Inácio reviewed the species as part of her treatment of Sisyrinchium section Cephalanthum in her 2017 thesis. According to Inácio S. albilapidense differs from other species in section Cephalanthum by its narrow synflorescence with few rhipidia, the linear bract at top of each stem, and the rigid leaves and stem.

S. albilapidense is similar to several other species in Sisyrinchium section Cephalanthum. Most similar is Sisyrinchium ostenianum, from which it can be distinguished by its narrow and straight terminal bract (vs. a stiff and incurved bract in S. ostenianum) and the sparse trichomes on the upper portion of the staminal column (whereas S. ostenianum has a dense crown of reflexed trichomes just below the anthers). While S. ostenianum has a broad distribution in northern Argentina, Uruguay and southern Brazil, its northern limit is around the Jacuí River in Rio Grande do Sul state, south of S. albilapidense.

Sisyrinchium platycaule and Sisyrinchium sellowianum are morphologically similar species recorded from Santa Catarina state including some sites near Lages, but these can be distinguished by their cream or white flowers, whereas the flowers of from S. albilapidense are yellow.

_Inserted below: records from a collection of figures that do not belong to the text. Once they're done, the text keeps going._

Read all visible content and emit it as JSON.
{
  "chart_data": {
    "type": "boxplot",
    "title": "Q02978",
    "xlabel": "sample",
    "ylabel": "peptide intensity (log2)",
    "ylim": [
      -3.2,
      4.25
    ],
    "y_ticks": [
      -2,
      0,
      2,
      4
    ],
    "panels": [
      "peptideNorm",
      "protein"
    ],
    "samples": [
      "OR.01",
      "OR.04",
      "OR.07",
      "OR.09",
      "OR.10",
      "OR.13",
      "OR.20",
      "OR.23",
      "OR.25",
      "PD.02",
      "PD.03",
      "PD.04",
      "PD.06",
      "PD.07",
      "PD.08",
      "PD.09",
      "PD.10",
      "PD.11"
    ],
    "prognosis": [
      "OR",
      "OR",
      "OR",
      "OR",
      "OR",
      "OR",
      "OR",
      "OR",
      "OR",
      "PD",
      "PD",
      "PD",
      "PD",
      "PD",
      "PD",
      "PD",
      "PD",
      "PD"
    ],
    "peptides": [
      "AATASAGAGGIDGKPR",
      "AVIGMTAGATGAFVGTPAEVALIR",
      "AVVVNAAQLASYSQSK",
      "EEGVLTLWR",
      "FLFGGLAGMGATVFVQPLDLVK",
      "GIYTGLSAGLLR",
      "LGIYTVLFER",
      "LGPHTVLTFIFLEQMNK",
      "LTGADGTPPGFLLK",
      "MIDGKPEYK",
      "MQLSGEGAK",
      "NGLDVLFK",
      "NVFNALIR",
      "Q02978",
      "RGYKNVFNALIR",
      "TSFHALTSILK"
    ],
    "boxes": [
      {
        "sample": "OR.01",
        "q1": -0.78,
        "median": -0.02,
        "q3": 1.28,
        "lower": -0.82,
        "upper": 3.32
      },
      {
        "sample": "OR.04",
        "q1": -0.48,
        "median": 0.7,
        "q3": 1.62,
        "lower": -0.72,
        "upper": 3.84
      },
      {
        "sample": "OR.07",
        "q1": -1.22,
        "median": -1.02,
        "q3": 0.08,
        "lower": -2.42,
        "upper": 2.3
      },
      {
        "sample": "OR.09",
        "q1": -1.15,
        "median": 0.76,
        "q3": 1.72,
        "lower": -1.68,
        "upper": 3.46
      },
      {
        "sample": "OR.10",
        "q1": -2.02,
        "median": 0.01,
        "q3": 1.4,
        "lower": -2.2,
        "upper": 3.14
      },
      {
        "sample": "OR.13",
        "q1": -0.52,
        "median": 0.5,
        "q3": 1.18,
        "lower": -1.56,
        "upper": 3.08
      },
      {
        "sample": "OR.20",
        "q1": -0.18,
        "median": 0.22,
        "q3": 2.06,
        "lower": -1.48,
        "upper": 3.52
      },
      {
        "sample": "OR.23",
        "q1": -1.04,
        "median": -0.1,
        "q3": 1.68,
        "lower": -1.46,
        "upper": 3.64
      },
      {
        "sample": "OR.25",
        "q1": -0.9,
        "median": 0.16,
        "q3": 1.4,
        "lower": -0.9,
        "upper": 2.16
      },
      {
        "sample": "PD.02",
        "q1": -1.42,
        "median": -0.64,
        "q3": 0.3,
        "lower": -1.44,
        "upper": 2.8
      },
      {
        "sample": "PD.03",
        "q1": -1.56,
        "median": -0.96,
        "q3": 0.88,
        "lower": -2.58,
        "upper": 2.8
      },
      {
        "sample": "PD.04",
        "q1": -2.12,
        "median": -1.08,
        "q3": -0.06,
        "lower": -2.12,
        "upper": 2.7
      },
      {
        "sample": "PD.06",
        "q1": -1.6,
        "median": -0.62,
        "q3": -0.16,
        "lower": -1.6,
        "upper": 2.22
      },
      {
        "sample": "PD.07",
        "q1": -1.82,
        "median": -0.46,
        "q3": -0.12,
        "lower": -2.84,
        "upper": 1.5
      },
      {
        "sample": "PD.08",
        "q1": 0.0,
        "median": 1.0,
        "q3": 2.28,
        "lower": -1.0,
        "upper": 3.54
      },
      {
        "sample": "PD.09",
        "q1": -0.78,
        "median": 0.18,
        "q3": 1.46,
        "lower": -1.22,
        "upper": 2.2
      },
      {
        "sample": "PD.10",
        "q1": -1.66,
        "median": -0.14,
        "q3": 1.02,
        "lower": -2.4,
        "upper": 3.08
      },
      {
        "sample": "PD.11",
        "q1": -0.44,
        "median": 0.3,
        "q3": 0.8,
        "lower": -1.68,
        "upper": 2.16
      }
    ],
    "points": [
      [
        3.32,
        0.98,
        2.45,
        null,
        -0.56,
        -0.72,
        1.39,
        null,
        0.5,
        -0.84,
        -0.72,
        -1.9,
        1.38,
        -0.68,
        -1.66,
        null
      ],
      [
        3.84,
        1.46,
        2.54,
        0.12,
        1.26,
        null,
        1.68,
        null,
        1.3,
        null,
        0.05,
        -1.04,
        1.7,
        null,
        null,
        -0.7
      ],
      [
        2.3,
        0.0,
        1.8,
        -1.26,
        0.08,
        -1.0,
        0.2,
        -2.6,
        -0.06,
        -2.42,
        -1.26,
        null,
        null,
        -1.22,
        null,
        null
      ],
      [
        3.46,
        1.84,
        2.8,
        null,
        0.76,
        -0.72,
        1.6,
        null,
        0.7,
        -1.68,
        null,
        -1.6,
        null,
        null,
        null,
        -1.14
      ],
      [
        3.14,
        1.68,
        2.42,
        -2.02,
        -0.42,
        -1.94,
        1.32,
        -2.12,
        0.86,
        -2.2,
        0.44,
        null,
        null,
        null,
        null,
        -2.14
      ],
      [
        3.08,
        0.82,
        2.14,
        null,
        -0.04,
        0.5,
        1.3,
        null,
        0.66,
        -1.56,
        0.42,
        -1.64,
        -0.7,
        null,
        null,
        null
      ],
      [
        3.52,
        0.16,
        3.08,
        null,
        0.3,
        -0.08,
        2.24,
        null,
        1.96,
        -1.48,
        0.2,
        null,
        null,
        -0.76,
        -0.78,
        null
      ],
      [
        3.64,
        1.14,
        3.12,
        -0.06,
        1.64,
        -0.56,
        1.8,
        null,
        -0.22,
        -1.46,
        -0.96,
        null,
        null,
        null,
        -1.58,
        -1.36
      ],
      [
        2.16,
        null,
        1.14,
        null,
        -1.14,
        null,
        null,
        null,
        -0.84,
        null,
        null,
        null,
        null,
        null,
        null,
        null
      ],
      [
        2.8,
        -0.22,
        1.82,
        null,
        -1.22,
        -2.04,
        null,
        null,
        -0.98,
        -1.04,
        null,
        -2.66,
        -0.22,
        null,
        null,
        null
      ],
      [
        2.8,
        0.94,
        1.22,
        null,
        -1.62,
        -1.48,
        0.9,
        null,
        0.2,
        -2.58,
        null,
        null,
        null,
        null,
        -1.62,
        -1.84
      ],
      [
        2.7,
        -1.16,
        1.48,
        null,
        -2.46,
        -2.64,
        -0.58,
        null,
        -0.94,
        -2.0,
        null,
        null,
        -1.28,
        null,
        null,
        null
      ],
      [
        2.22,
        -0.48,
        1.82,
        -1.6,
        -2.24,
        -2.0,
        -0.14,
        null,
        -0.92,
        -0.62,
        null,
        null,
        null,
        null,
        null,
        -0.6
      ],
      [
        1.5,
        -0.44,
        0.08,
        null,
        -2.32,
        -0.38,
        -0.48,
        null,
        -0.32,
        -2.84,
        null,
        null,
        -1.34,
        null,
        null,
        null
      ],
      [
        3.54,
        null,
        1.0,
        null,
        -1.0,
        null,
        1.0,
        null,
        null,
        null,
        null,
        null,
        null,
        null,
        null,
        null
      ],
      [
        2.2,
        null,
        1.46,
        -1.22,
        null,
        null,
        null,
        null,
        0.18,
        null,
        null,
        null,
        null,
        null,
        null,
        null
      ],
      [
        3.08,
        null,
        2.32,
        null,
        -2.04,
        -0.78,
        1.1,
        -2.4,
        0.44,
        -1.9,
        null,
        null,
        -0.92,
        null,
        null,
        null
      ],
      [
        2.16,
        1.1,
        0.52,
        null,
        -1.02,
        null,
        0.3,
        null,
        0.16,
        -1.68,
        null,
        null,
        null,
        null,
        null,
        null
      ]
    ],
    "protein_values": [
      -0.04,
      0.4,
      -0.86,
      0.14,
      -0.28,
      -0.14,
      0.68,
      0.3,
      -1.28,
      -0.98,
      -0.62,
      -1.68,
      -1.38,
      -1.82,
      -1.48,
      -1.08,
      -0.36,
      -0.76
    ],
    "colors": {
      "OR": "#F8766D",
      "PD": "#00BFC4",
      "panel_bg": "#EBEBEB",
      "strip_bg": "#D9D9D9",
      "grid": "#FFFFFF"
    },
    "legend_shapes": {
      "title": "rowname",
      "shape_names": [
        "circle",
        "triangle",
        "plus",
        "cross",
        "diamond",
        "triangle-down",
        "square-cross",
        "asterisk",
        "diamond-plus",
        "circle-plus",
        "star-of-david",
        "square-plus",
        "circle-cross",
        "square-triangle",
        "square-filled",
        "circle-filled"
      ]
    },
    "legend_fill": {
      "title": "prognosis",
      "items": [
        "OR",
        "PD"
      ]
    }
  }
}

One sample from S. albilapidense was included in the 2017 study of phylogenetic relationships within the genus Sisyrinchium. 171 samples representing 110 taxa were analyzed for a combination of nine coding and non-coding DNA regions. The resulting maximum likelihood phylogram confirmed that S. albilapidense is well supported as a member of section Cephalanthum and appears to be very closely related to Sisyrinchium sellowianum and Sisyrinchium fiebrigii.

==Distribution==
Sisyrinchium albilapidense has been recorded only from its type locality at Pedras Brancas, 10 km southeast of Lages, in Santa Catarina state, Brazil. The surrounding habitat is a mix of grassland, forest and rock outcrops, at an elevation of approximately 900 m. This is a type of vegetation characterized as subtropical mixed forest.